Vu les autres pièces du dossier ;
Vu :
- la Constitution ;
- le code de procédure pénale ;
- le code pénal ;
- la loi n° 2019-222 du 23 mars 2019 ;
- le code de justice administrative ;
Après avoir entendu en séance publique :
- le rapport de Mme Pauline Hot, auditrice,
- les conclusions de M. Olivier Fuchs, rapporteur public ;
La parole ayant été donnée, après les conclusions, à la SCP Boré, Salve de Bruneton, Mégret, avocat du Syndicat unité magistrat SNM-FO ;
Considérant ce qui suit :
1. Le titre V de la loi du 23 mars 2019 de réforme pour la justice a en particulier modifié l'article 132-19 du code pénal relatif au prononcé des peines en prévoyant, d'une part, que la juridiction " ne peut toutefois prononcer une peine d'emprisonnement ferme d'une durée inférieure ou égale à un mois " et, d'autre part, que, dans le cas où une peine d'emprisonnement sans sursis est prononcée, " si la peine est inférieure ou égale à six mois, elle doit, sauf impossibilité résultant de la personnalité ou de la situation du condamné, faire l'objet d'une des mesures d'aménagement prévues à l'article 132-25. Dans les autres cas prévus au même article 132-25, elle doit également être aménagée si la personnalité et la situation du condamné le permettent, et sauf impossibilité matérielle ". Il a, par ailleurs, modifié l'article 723-15 du code de procédure pénale, relatif à l'aménagement des peines des condamnés libres, d'une part, en ramenant de deux à un an d'emprisonnement la durée de la condamnation ou de la détention restant à subir en deçà de laquelle les personnes condamnées " bénéficient, dans la mesure du possible et si leur personnalité et leur situation le permettent, suivant la procédure prévue au présent paragraphe, d'une semi-liberté, d'un placement à l'extérieur, d'une détention à domicile sous surveillance électronique, d'un fractionnement ou d'une suspension de peines, d'une libération conditionnelle ou de la conversion prévue à l'article 747-1 ", d'autre part, en disposant que " Lorsque la peine ferme prononcée ou restant à subir est inférieure ou égale à six mois, elle doit faire l'objet d'une détention à domicile sous surveillance électronique, d'une semi-liberté ou d'un placement à l'extérieur, sauf si la personnalité ou la situation du condamné rendent ces mesures impossibles, sans préjudice de la possibilité de libération conditionnelle ou de conversion, fractionnement ou suspension de la peine ". En vertu du XIX de l'article 109 de la loi du 23 mars 2019, ces dispositions entrent en vigueur un an après la publication de la loi, soit le 24 mars 2020.
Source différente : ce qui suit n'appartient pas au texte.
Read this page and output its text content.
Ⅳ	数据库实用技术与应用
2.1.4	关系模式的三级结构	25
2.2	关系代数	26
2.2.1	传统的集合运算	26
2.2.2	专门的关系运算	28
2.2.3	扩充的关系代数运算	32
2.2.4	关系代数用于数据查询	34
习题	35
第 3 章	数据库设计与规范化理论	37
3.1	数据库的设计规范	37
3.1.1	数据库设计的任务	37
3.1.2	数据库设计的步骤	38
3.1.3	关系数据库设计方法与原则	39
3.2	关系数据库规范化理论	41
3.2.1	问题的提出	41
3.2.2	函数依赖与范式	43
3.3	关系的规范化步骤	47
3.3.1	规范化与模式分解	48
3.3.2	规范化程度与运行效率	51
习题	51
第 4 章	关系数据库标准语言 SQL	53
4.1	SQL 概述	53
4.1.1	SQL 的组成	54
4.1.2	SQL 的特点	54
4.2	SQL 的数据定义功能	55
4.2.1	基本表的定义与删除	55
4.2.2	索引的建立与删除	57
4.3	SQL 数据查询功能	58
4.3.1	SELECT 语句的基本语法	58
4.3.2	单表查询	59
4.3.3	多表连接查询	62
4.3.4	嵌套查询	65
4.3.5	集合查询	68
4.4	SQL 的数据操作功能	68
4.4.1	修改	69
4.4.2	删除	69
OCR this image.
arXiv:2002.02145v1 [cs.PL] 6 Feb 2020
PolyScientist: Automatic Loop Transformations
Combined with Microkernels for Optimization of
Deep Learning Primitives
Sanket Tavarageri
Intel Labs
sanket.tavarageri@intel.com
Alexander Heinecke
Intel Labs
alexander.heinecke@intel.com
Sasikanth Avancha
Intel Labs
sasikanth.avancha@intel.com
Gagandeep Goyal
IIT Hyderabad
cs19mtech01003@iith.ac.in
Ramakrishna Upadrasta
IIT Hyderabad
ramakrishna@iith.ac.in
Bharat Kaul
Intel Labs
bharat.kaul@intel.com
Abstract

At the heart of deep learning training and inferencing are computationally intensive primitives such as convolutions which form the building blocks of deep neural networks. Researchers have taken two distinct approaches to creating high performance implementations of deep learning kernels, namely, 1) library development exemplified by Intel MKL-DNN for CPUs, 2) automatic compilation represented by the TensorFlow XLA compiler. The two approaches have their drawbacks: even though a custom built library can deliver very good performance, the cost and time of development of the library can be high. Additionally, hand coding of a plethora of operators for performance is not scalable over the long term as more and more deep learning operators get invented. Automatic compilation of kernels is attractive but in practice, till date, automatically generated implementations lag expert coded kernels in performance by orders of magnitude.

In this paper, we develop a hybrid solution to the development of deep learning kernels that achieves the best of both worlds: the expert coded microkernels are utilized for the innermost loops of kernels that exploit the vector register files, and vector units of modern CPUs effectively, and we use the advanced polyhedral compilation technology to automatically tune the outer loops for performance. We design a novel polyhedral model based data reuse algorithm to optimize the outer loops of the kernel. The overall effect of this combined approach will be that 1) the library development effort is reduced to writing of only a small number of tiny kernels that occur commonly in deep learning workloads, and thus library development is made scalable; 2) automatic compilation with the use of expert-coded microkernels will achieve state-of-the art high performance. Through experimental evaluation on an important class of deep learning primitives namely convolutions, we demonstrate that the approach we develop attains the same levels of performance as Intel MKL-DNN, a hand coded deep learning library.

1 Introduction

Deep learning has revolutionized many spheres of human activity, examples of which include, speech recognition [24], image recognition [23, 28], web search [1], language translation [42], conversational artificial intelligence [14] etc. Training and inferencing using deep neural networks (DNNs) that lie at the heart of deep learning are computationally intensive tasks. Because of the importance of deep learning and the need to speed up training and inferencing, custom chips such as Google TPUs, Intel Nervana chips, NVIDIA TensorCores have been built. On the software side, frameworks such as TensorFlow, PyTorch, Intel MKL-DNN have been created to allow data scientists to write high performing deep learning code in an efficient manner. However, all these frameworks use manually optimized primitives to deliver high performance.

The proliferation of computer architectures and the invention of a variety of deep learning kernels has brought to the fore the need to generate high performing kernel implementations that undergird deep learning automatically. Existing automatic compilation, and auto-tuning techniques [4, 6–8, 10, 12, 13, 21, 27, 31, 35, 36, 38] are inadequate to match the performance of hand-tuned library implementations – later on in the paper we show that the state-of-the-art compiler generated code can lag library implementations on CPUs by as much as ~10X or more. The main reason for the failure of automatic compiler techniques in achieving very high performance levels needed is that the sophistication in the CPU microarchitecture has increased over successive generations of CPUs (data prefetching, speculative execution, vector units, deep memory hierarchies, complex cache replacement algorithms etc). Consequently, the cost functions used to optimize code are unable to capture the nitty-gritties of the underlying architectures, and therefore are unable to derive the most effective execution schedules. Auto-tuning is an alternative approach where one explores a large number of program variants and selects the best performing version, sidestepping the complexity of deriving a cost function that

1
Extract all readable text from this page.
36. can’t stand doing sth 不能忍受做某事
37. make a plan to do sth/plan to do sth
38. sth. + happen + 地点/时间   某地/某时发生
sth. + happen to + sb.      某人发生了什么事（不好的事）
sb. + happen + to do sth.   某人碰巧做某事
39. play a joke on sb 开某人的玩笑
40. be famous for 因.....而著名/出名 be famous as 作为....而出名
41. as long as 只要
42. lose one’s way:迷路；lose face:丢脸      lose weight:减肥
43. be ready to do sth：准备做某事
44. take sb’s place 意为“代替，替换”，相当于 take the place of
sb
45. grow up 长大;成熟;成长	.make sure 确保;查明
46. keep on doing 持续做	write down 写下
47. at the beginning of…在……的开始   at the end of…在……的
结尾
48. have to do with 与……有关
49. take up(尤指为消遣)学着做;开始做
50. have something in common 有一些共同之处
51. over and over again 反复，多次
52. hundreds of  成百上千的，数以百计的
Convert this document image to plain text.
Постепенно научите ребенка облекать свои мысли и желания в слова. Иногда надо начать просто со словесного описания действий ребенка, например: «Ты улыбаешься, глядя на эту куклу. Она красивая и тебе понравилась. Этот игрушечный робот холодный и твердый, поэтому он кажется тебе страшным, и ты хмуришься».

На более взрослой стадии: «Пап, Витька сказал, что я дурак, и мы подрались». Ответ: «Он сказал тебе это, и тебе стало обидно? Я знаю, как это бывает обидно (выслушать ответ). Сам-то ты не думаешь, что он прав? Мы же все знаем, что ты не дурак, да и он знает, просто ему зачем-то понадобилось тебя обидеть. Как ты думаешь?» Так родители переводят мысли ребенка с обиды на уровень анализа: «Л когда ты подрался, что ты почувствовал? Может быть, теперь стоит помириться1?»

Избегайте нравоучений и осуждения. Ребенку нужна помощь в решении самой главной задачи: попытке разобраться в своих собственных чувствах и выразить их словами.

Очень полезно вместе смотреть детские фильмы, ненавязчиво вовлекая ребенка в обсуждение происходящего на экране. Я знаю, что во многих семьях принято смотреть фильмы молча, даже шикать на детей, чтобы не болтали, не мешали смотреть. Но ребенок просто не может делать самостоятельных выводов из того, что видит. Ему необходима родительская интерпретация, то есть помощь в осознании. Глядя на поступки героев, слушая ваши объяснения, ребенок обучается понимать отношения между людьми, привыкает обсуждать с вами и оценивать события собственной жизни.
2. Le syndicat requérant demande l'annulation de la circulaire de la garde des sceaux, ministre de la justice, du 20 mai 2020 relative à la mise en œuvre des dispositions relatives aux peines de la loi du 23 mars 2019 de réforme pour la justice.
Sur la fin de non-recevoir soulevée par le garde des sceaux, ministre de la justice :
3. Les documents de portée générale émanant d'autorités publiques, matérialisés ou non, tels que les circulaires, instructions, recommandations, notes, présentations ou interprétations du droit positif peuvent être déférés au juge de l'excès de pouvoir lorsqu'ils sont susceptibles d'avoir des effets notables sur les droits ou la situation d'autres personnes que les agents chargés, le cas échéant, de les mettre en œuvre. Ont notamment de tels effets ceux de ces documents qui ont un caractère impératif ou présentent le caractère de lignes directrices.
4. La circulaire attaquée a pour objet d'adresser aux magistrats du ministère public ainsi qu'aux directeurs interrégionaux des services pénitentiaires des instructions générales pour la mise en œuvre des dispositions relatives aux peines de la loi du 23 mars 2019, portant notamment, s'agissant des magistrats du ministère public, sur l'application des dispositions citées précédemment des articles 132-19 du code pénal et 723-15 du code de procédure pénale. Les éléments qu'elle comporte sont ainsi susceptibles d'avoir des effets notables sur les droits ou la situation d'autres personnes que ses destinataires, en particulier les personnes poursuivies ou condamnées. Par suite, la fin de non-recevoir du garde de sceaux, ministre de la justice, doit être écartée.
Sur les dispositions de la circulaire relatives à la prise en compte de l'état de surpeuplement carcéral dans la politique des peines :
5. D'une part, aux termes de l'article 30 du code de procédure pénale : " Le ministre de la justice conduit la politique d'action publique déterminée par le Gouvernement. Il veille à la cohérence de son application sur le territoire de la République. / À cette fin, il adresse aux magistrats du ministère public des instructions générales d'action publique (...) ". D'autre part, selon l'article 31 du même code : " Le ministère public exerce l'action publique et requiert l'application de la loi. (... ) "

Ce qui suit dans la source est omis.